- Origin: Bristol, England
- Genres: Horror punk, post-hardcore, emo
- Years active: 2009–2021
- Members: Adam Crilly Adam Falkor Jarlath McCaughery Chris Kiddier Josh Jones Nikki Kontinen
- Past members: Jim Baber Nico Venere Kai Draven Davey Wilkinson Leo Farnon
- Website: ashestoangels.co.uk

= Ashestoangels =

English punk band

Ashestoangels were an English horror punk six piece band hailing from Bristol, England. The band is widely recognised as "ringleaders of the U.K. 'new grave' movement," a term coined by Kerrang! Magazine to describe dark alternative rock bands, including New Years Day, DEAD! and Creeper.

The band has received critical acclaim such as a nomination for Best British Newcomer at the 2015 Relentless Kerrang!
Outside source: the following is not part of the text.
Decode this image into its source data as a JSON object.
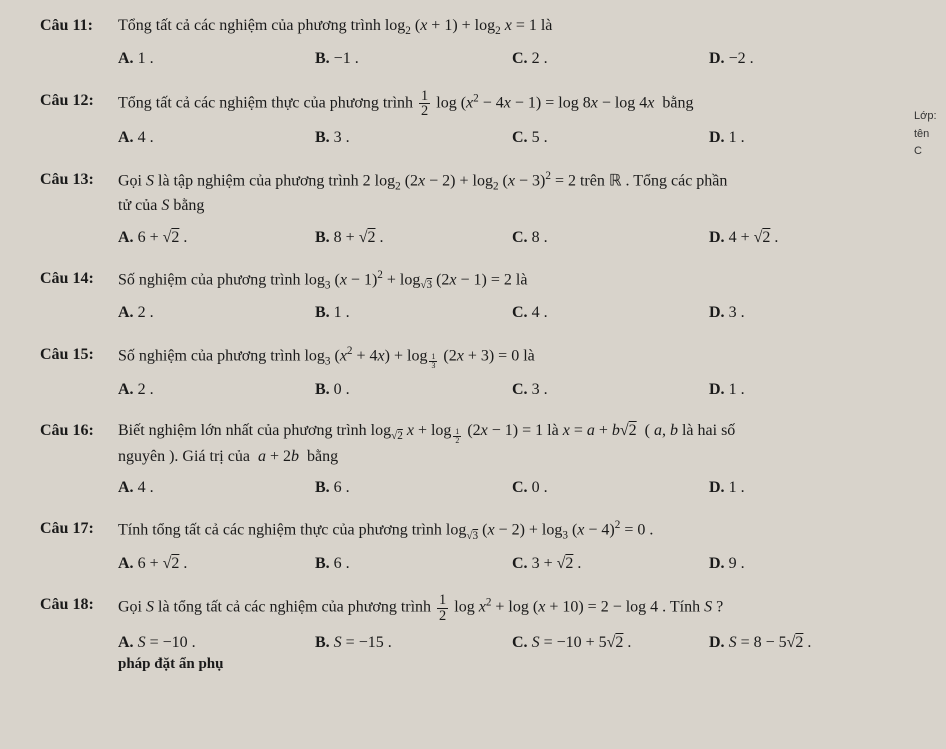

Awards, voted as a 2015 Best British Newcomer by Rock Sound, and named “One of 12 Bands You Need to Know” for January 2016 by Alternative Press.

==Significant tours and festival appearances==
=== 2019 ===
- From The Grave To The Stage Tour - co-headline tour with Griever - 10–27 October

=== 2018 ===
- Ashestoangels w/Fail The Enemy & Kill The Silence tour - 18–25 August

===2016===
- Fort Hope – 22–29 October
- Hawthorne Heights - 9–19 August
- Download Festival – 12 June
- Camden Rocks Festival – 4 June
- Aiden (The Last Sunrise Tour UK) - 16–29 January

===2015===
- Aiden (The Last Sunrise Tour US Leg) – 26 October – 5 November
- First US Tour dates with Black Veil Brides – 22–23 October – California
- British Horror Story tour – 17–28 July
- Whitby Goth Weekend – 23–26 April
- Takedown Festival – 7 March

=== 2014 ===
The Punishment Tour with William Control - 21–28 April

== Band members ==
- Adam Crilly (aka Crilly Ashes) - Lead vocals, synthesizers, piano
- Adam Falkor - Lead & rhythm guitars, backing vocals
- Josh Jones - Lead, rhythm guitars and harmony guitars, backing vocals - Front man of solo side project “Misery Merchant” (formerly “Coast To Ghost”)
- Chris Kiddier - Bass, gang vocals, synthesizers and creator of the Ashestoangels Filterpress remixes available on Spotify
- Nikki Kontinen - Synthesizers, keyboards, programmed drums, piano, backing vocals - Bass player for the band “Bad Pollyanna”
- Jarlath McCaughery - Drums, gang vocals - formerly of “As Sirens Fall”

==Discography==
===Studio albums===

| Title | Album details | Ref. |
|---|---|---|
| A Trauma Shared | Released: 13 April 2018; Sound Recording Copyright: Horror Cult Inc.; |  |
| How To Bleed | Released: 18 April 2016; Sound Recording Copyright: Horror Cult Inc.; |  |
| Horror Cult | Released: 31 October 2014; Sound Recording Copyright: Ashestoangels; |  |
| With Tape And Needles | Released: 26 August 2013; Sound Recording Copyright: Dust Devil Sounds; |  |
| Most Beautiful Things Are Dead | Released: 12 February 2010; Sound Recording Copyright: Ashestoangels; |  |

===Extended plays===

| Title | Album details | Ref. |
|---|---|---|
| The Midnight Society | Released 13 March 2020; Sound Recording copyright: Ashestoangels; |  |
| The Unreliable Narrator | Released: 13 December 2016; Sound Recording Copyright: Ashestoangels; |  |
| The Winter Split (with As Sirens Fall) | Released: 9 December 2016; Sound Recording Copyright: As Sirens Fall & Ashestoangels; |  |
| The Wake | Released: 20 April 2015; Sound Recording Copyright: Horror Cult Inc.; |  |

==Influences and work with William Control==
The band cite; Kill Hannah, William Control, and Aiden as shared influences among all members. They recorded albums Horror Cult (2014) and How To Bleed (2016) with Control, the former at Southampton studio The Ranch, for which they flew the producer to the UK with money raised via a fan-supported Indiegogo campaign; and the latter at Control's own Hell's Half Acre studios in Seattle. They would also go on to support Aiden's farewell tours in the US (2015) and UK (2016).

The name "Ashestoangels" is derived from Ashes to Ashes. Vocalist Adam Crilly says that David Bowie was among his earliest musical influences.